Nocturnes n’est toutefois pas qu’un documentaire scientifique, mais une véritable réflexion contemplative sur un monde qui nous échappe encore grandement. Son, couleurs, vibrations… Notre regard et notre ouïe sont pleinement mobilisés, sans être jamais surmenés. La forêt est vivante et nous engloutit doucement dans ses méandres denses de faune et de flore. L’humanité n’est jamais loin, avec ses routes et son babil, et on regarde de loin ces scientifiques travailler comme eux regardent avec attention les insectes qui se réunissent chaque soir sur le grand panneau bleuté. La scène est remarquablement cinématographique. Avec leurs grandes ailes qui vibrent pour se réchauffer, les sphinx produisent un son vibrant qui, par leur nombre, casse le calme apparent de la montagne. Les couleurs de leurs ailes et de leur corps varient selon leur catégorie : plutôt brun et ocre pour les plus classiques, noir et jaune avec une apparente tête de mort sur le thorax pour les plus grands. Au milieu de ces individus, de nombreux autres papillons se glissent sur la toile pour profiter de la lumière : du vert, du blanc, du rouge… Ce sont toutes les nuances chromatiques qui sont représentées en échantillon sur la petite surface d’étude.

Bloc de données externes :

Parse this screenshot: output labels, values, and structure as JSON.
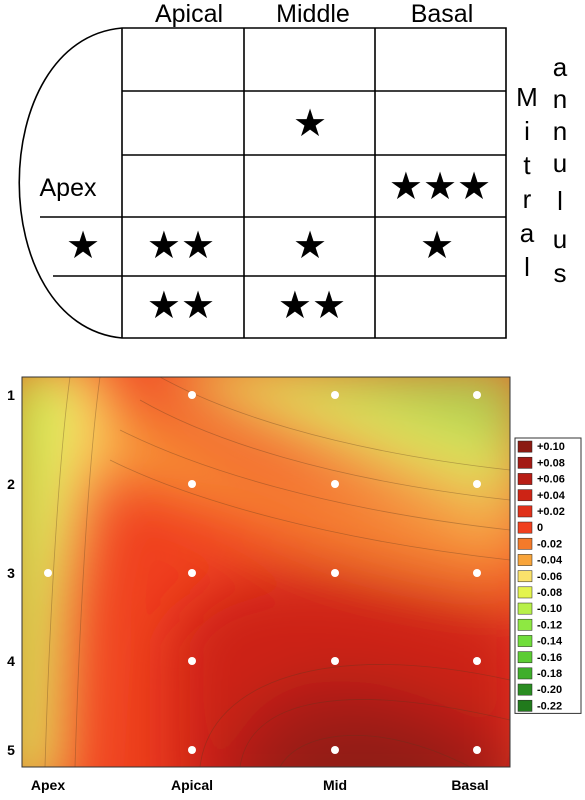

De cette diversité, que restera-t-il néanmoins dans quelques années ? Présents depuis des millénaires, bien avant que le genre humain ne fasse son apparition, les papillons restent une des familles d’insectes les plus mystérieuses aux yeux des scientifiques. Les comprendre est peut-être une clé essentielle pour appréhender l’évolution du monde. Comme le rappelle Mansi Mungee, tous les êtres sont liés : que se passera-t-il le jour où les papillons arriveront au bout de leurs capacités d’adaptation ? Qu’adviendra-t-il de la survie de la biodiversité ?
En proposant un documentaire construit comme une expérience méditative et immersive unique, Anirban Dutta et Anuparma Srinivasan contournent l’écueil d’une narration trop frontalement didactique. Nocturnes est une sorte de musée d’histoire naturelle numérique, devant lequel on peut s’installer et s’abandonner, et parfois même fermer les yeux pour mieux en saisir la force et le propos. C’est un temps retrouvé, que l’on doit à tout prix protéger.
Audrey Dugast
Nocturnes de Anirban Dutta et Anuparma Srinivasan. Inde. 2024. Projeté au Festival des 3 Continents 2024.